As part of a science project, I have to give a presentation to my classmates about a topic of my choice (within some constraints) - and I chose symmetry, and it's importance in physics. One important aspect that I think must be talked about is Noether's Theorem.

Now, of course the statement of the theorem itself is very impressive, but I feel like it lacks intuitional backing. I could go up there are start talking about infinitesimal transformations of fields, but even that gets very complicated very quickly (and the mathematics can't be over an Algebra 1 level or I'll completely lose them).

What I'm instead thinking is taking one specific example of a system, and showing that if some symmetry is true, then something else is conserved.

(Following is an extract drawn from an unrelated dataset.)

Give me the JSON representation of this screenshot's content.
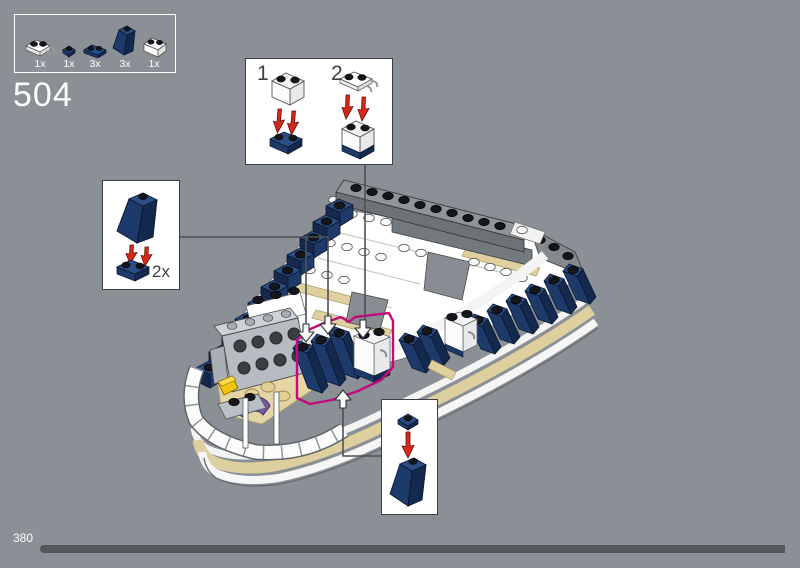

But I can't think of any examples. Is there any specific example of a system where it is easy to explain why translation symmetry implies conservation of momentum in that system, or some other symmetry implies some other conservation? If not, how can I go about demonstrating Noether's Theorem in an intuitive way to a class of 8th graders?

Answer 1

Explaining Noether's theorem to 8th graders may be hard, as even the simplest special case of the theorem requires some calculus to state. However, if we're talking about why one example of an invariance corresponds to one example of a conservation law, there are some calculus-free arguments you can make. I'll mention one example, energy (whose conservation law is a little different from the others); hopefully others will follow.

Imagine if the laws of physics or parameters therein varied over time; imagine, for example, if gravity became stronger tomorrow. Today, lift an object onto a shelf, which requires some work equal to the GPE it's gained. Lower it to its previous position tomorrow, when gravity is stronger. The GPE loss will exceed the GPE gain today. Boom! You've made energy out of nothing.

Answer 2

The example I like to use for lay people is based on an air hockey table (or pool table). If I hit the puck it moves in a straight line with constant speed. Why? The answer is - because the table is flat. Stated in terms of symmetry, the table is invariant under translations. If the table weren't flat, the puck wouldn't move in a straight line.

Now, getting the analogy with physics in general for a non-flat table requires finding a way to make the force holding it to the table always perpendicular to the table, but that's a detail I haven't fully worked out.